De Young stayed away from geopolitical talk in his speech, staying focused on the economic promise of the exposition: “There is a complete restoration of confidence, business is progressing as of yore, our streets are crowded and the general community is in a better frame of mind. Thousands of men have been given employment within these grounds to assist in the erection of these magnificent buildings and of the building up of this great Exposition. Thousands of men have been employed in the improvements adjacent to the Park. Hundreds have been employed in the extension of your city railroads.”5

Finally, after hours of speeches, a key and electrical button on a plush cushion was produced and Mrs. de Young applied one of her gloved fingers to start the great dynamos inside the Mechanical Arts Building. Black smoke began emitting from the chimneys, electrical power flowed through the fair grounds, and the crowd cheered.


Michael de Young signaling to Mrs. de Young to press the electric button starting the generators for the 1894 Midwinter Fair. - San Francisco Examiner

While de Young and his VIPs had lunch in the banquet hall on the third floor of the Administration Building, the multitude spread out over the exposition grounds to enjoy themselves. Not everything was ready. The Electric Tower was still a skeleton of steel; the Electric Fountain barely had its concrete forms finished. Many of the county and state buildings were still under construction, and scaffolding covered the dome of the Horticulture and Agriculture Building. Like the Dahomeys, many of the popular exhibits and entertainers from the Chicago fair were still en route. But the Firth Wheel (a Ferris Wheel knock-off) and Scenic Railway roller coaster were immediately packed and busy all day. In the hokey wild west 49 Mining Camp, “Everything, from the dance house to the faro game, was running in full blast, and untimely deaths were of frequent occurrence.”6

The Examiner noted most restaurants in the fair grounds ran short of food and “after 6:30 o’clock it was practically impossible to get a whole meal in any one place.” The Ceylon Tea and Cocoa stand in the Manufacturers and Liberal Arts Building had a two-hour line.7

Ceylon Tea Coffee and Cocoa bar inside Manufactures and Liberal Arts Building at California Midwinter International Exposition. [8360 Ceylon Tea Court], 1894 - Isaiah West Taber

Night brought a fireworks show, supposedly the greatest pyrotechnic display ever witnessed on the western half of the continent. With the Iowa State Band accompanying the program, 44 mortars went off for each U.S. state. On wooden frames, letters spelled “Welcome” in sparklers and fireworks displayed a recognizable outline of de Young’s face with “Our Director-General” written out in combustible color above. The finale was a 100-foot long fireworks representation of Niagara Falls.8

Opening day had a recorded 72,248 people passed through the turnstiles, with an additional 4,500 getting in as part of the parade and an estimated 10,000 sneaking in over the fences. Receipts equaled $30,000. A few pickpockets, rowdy drunks, and hoodlums throwing rocks were arrested. No one was injured. The only death was a performing goat that passed too close by the cage of “Parnell,” the lion in the animal act arena. Parnell lazily clouted the creature though his bars.9

Even rival newspapers had to admit it: opening day of the California Midwinter International Exposition was a success.

Notes:

1. “The Fair Open,” San Francisco Examiner, January 28, 1894, pg. 1.

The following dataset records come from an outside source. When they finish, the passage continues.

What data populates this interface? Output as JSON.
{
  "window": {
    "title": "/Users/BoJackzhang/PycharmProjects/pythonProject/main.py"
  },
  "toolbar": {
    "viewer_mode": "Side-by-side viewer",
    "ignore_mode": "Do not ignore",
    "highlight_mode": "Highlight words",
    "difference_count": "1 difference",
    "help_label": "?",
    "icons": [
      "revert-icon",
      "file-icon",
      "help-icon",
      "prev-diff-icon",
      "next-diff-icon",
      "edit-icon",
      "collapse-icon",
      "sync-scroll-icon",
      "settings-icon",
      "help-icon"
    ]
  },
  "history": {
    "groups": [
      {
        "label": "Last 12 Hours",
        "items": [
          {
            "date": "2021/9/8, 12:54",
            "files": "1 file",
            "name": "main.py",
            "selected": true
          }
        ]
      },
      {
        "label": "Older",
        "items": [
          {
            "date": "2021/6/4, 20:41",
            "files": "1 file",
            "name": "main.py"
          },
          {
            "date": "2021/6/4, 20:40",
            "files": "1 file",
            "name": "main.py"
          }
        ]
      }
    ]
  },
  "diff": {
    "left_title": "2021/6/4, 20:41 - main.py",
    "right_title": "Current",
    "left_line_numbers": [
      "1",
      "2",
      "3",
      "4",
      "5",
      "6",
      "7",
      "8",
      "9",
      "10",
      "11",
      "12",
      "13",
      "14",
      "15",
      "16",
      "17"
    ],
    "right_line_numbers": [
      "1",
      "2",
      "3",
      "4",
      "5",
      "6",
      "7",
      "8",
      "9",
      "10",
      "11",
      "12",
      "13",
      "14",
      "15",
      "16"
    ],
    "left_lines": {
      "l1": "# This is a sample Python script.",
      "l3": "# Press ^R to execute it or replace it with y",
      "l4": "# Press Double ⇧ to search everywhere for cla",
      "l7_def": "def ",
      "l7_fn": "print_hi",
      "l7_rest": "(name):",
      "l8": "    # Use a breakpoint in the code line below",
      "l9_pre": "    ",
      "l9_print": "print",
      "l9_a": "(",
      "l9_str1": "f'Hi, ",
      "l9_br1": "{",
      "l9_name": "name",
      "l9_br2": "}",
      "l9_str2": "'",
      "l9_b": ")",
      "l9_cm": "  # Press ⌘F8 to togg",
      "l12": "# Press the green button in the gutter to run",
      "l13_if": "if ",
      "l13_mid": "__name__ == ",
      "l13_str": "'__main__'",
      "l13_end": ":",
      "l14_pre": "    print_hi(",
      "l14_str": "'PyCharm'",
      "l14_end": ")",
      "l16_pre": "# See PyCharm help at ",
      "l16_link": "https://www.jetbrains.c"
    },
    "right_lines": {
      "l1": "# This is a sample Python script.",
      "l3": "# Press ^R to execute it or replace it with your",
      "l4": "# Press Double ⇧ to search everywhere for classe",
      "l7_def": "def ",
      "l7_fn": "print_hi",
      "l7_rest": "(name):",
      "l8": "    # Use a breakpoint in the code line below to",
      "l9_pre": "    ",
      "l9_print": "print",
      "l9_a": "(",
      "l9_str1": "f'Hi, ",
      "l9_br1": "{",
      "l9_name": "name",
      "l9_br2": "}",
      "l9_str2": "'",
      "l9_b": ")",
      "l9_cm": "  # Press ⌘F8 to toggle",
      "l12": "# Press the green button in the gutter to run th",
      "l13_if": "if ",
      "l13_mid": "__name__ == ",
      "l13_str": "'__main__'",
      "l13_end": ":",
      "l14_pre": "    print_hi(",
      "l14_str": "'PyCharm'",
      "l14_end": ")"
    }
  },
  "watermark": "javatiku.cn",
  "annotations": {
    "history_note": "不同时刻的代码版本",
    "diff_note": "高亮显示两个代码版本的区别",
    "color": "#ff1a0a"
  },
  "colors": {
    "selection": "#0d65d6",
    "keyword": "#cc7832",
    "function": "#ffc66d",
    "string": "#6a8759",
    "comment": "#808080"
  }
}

2. “The Opening of the Midwinter Fair,” San Francisco Chronicle, January 28, 1894, pg. 1.

3. “The Fair Dedicated,” San Francisco Chronicle, January 28, 1894, pg. 2.

4. Ibid.

5. Ibid.

6. “Wonders of the Midway,” San Francisco Chronicle, January 28, 1894, pg. 8

7. “Glimpses of the Throng,” San Francisco Examiner, January 28, 1894, pg. 4.

8. “Glorious Fireworks,” San Francisco Chronicle, January 28, 1894, pg. 10.

9. “Within the Gates,” San Francisco Chronicle, January 28, 1894, pg. 10.